## 1. Introduction

[2] Many geotechnical problems concern coupling between the mechanical behavior of a soil and the transfer of water, in particular in the unsaturated zone. The behavior of soils in this zone remains one of the important subjects of soil mechanics which still presents some unknown and poorly understood aspects. Swelling and shrinkage problems of clayey unsaturated soils under water transfer are concerned by this study: after some drying/wetting cycles, unsaturated soils behave elastically. In France, for example, the disorders of constructions caused by dryness, or lashing rains, concern 5000 communes in 75 departments. The total damage caused by these disasters has been estimated to 3.3 billion euros from 1989 to 2002. The origin of these pathologies is a hydrous imbalance between the center and outsidewalls of constructions that produces differential movements. These movements can be large enough to create differential deformations which are at the origin of many damages. The objective of this article is to model the volume changes for an unsaturated soil along a hydromechanical loading path which does not cross the yield curve. The studies of overconsolidated soils, or swelling clays after some drying/wetting cycles, are directly concerned by this work.

[3] In geotechnical engineering, gravimetric water content *w* and void ratio *e* are commonly used to describe the volume changes of soils. In the case of a saturated soil, these two variables are linked (under the usual assumption of incompressibility of solid grains) by the relation *e* = *G*_{s}*w*, where *G*_{s} is the specific gravity of the grains of soil. Whatever is the hydromechanical loading applied to a saturated soil element, the variations of the void ratio are proportional to the variations of the water content. The description of the volume changes of a saturated soil element requires only one variable: *e* or *w*. The corresponding stress variable is the mean effective stress (*σ* − *p*_{w}*), where *σ* is the mean total stress (1/3 of the first invariant of stress tensor) and *p*_{w}* is the pore water pressure.

[4] In the case of an unsaturated soil, the variables water content and void ratio are linked by the relation *S*_{r}*e* = *G*_{s}*w*, where *S*_{r} is the degree of saturation. Along any loading path, the variations of void ratio and water content are independent [*Salager*, 2007; *Salager et al.*, 2007]. Variations in void ratio and water content are often represented according to the two variables: mean net stress (*σ* − *p*_{g}*) and suction *s* = (*p*_{g}* − *p*_{w}*) [*Coleman*, 1962], with *p*_{g}* as the pore gas pressure. For that reason, many authors [*Bishop and Blight*, 1963; *Matyas and Radhakrishna*, 1968; *Delage and Cui*, 2001] suggested to represent every experimental test with a loading or suction change path in a space (*e*,(*σ* − *p*_{g}*), *s*). When all the loading paths belong to the same surface, this surface is called state surface. These representations were resumed more recently by *Ho et al.* [1992], *Bolzon and Schrefler* [1995], *Gatmiri and Delage* [1995], *Gatmiri et al.* [1998], and *Fleureau et al.* [2002], who proposed a representation from the model of *Alonso et al.* [1990]. *Matyas and Radhakrishna* [1968], *Fredlund and Morgenstern* [1976], *Gatmiri and Delage* [1995], and *Gatmiri et al.* [1998] proposed the formulation of another state surface as a representation of the water volume variation.

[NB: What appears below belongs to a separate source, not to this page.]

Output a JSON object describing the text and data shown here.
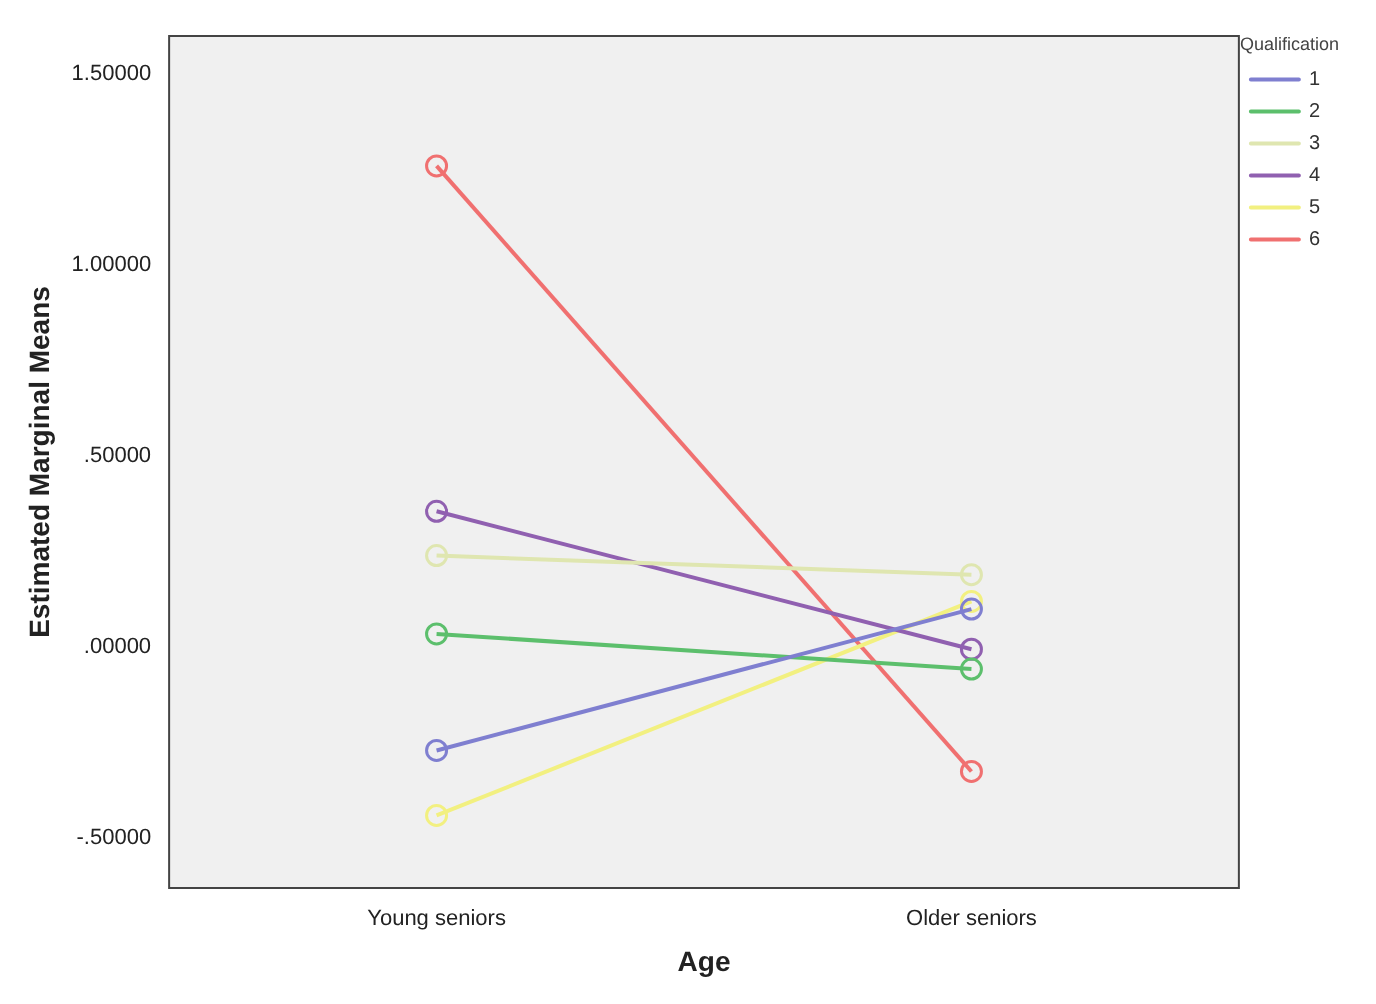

[5] In this paper, a rigorous method of representation of these state surfaces is proposed. This method, which owes its development to Biot's works [*Biot*, 1972] and to those of *Coussy* [1995], was applied to the study of unsaturated soils in the framework of the thermoporoelasticity [*Lassabatère*, 1994; *Devillers*, 1998; *Laloui and Nuth*, 2005]. At first, the volume changes of an unsaturated soil element are modeled, along a loading path inside the elastic domain. The approach followed allows two relations to express the variations of void ratio and water content according to the variations of the mean net stress and the suction.

[6] Then, these two relations are represented in two three-dimensional spaces. Experimental results allow to propose a practical construction of the *e* = *f*((*σ* − *p*_{g}*), *s*) state surface on the basis of a reference state. The method of construction is then applied to the *G*_{s}*w* = *f*((*σ* − *p*_{g}*), *s*) state surface to propose a preliminary construction.